Jefferies Says Buy Expedia, Sell TripAdvisor Amid Transition

Research firm Jefferies upgraded online travel agency Expedia (EXPE) to Buy from Hold, predicting that the company's revenue will increase at least 10% annually for the next two years. However, the analyst downgraded TripAdvisor (TRIP) to Underperform, its equivalent of a sell rating, from Hold. The firm believes that the stock will only rise by a limited amount, while Expedia and Priceline (PCLN) present better opportunities for investors.

Both Expedia and Priceline can do well in the online travel space, wrote Jefferies analyst Brent Thill. Expedia's revenue should grow by at least 10% in each of the next two years, and its margins should gradually improve "as it expands into new fragmented markets" and implements operational improvements, Thill wrote. Expedia's 2017 results should be boosted by improved business and consumer confidence, which should spur favorable travel trends, the analyst stated. Thill raised his price target on the stock to $180 from $140.

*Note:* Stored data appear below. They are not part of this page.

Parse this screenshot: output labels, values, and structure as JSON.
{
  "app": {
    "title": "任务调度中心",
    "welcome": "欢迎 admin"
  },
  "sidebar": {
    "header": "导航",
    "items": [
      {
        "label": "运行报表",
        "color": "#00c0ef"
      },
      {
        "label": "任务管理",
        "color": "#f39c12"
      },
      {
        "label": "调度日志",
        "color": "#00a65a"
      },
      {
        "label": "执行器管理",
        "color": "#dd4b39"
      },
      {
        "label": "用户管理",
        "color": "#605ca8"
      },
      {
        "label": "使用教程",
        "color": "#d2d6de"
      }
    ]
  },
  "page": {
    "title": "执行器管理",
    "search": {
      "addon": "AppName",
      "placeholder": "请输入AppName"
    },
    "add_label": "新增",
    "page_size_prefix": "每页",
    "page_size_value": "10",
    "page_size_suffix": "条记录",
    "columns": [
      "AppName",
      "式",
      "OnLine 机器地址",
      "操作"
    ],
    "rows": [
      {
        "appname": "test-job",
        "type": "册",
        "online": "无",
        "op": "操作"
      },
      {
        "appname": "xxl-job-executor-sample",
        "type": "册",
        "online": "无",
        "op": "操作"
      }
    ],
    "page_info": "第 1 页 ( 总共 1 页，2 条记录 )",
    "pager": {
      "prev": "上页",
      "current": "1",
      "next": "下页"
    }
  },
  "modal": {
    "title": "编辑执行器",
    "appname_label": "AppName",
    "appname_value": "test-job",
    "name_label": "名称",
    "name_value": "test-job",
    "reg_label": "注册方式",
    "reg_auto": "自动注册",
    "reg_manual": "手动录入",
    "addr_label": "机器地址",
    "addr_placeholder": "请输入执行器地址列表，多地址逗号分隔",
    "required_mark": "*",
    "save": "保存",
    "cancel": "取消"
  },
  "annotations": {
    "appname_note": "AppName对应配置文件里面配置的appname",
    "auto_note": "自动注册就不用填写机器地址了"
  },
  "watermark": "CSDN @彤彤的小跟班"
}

TripAdvisor continues to be focused on its transition to accepting bookings, but the turnaround won't be complete for a year, Thill stated. The "vast majority" of the benefits from the transition will only begin to materialize in 2018, he added. Additionally, Thill believes that the company is facing tough competition from Trivago (TRVG) and the online travel agencies. These competitors are spending a great deal on marketing, and TripAdvisor's own ad campaign will pressure its margins in the second half of this year and well into 2018, Thill warned. Also, the increased percentage of users who visit TripAdvisor's websites on mobile devices is pressuring the company's revenue, said Thill, who slashed his price target on the shares to $35 from $54.

Price Action 

In morning trading, Expedia lost 0.2% to $150, while TripAdvisor fell 3.7% to $41.72 per share.